I didn't really pay much attention to the charade that was the PBR yesterday for three reasons;

  1. The budget will be an overwhelmingly political one which will utterly fail to respond to the urgent economic crisis that Britain faces.

  2. As always with Brown Darling budgets, the emphasis will be on the next day media headlines, with lots of the important policies hidden away, via a sleight of the hand.

  3. The Treasury economic forecasts will be a nonsense.
Brown's 'clever' budgets often take some time to unravel, although the unraveling time seems to be obeying the law of diminishing returns - this one has already started.

Going by this morning's overwhelmingly hostile headlines, it would appear that the PBR's other aim has failed as well - I particularly like the Sun's headline this morning:

The most notable point for me about the PBR now is the timing of the General Election.
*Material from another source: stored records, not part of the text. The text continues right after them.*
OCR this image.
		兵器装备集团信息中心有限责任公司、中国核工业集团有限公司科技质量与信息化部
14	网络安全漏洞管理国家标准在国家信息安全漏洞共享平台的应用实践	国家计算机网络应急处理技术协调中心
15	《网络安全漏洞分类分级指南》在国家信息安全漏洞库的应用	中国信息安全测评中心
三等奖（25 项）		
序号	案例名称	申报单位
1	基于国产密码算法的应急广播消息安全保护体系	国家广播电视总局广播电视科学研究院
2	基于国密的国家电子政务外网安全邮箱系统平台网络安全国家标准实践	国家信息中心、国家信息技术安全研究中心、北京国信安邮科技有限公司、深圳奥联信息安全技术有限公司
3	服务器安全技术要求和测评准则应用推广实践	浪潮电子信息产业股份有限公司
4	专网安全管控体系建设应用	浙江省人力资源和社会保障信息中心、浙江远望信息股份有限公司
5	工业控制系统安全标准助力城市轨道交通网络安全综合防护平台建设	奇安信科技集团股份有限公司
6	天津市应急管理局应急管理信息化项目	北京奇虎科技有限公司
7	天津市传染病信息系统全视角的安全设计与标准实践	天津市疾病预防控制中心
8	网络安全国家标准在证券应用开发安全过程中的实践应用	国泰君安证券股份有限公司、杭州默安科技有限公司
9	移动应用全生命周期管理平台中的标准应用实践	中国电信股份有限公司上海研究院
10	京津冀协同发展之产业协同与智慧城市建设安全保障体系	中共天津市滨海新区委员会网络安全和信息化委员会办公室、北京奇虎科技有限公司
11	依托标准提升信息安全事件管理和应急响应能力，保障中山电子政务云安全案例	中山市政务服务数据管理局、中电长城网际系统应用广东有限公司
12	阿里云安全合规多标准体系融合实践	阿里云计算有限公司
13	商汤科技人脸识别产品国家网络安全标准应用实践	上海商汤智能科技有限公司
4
I've tended to be in the 'May 6th' camp; it's the last possible best date for Labour. Labour has to call an election before June 3rd (although Brown could technically extend this) but they would not want the likely disastrous local elections on May 6th to over shadow any GE campaign.

May 6th would also allow Brown to have another one of his set-pieces - the Budget - but after today's poor reactions to the PBR I'm beginning to change my mind.

Can Brown risk another round of negative reactions so near to an election? Coupled with the fact that Labour MP's appear to have largely given up - the Labour benches emptied straight after Darling's speech - and that the expenses saga is still rumbling on, I'm now inclined to agree with Iain Martin, the election is looking more likely to be March 25th.

Update: ToryBear has an interesting post that indicates that March 25th could be a likely option.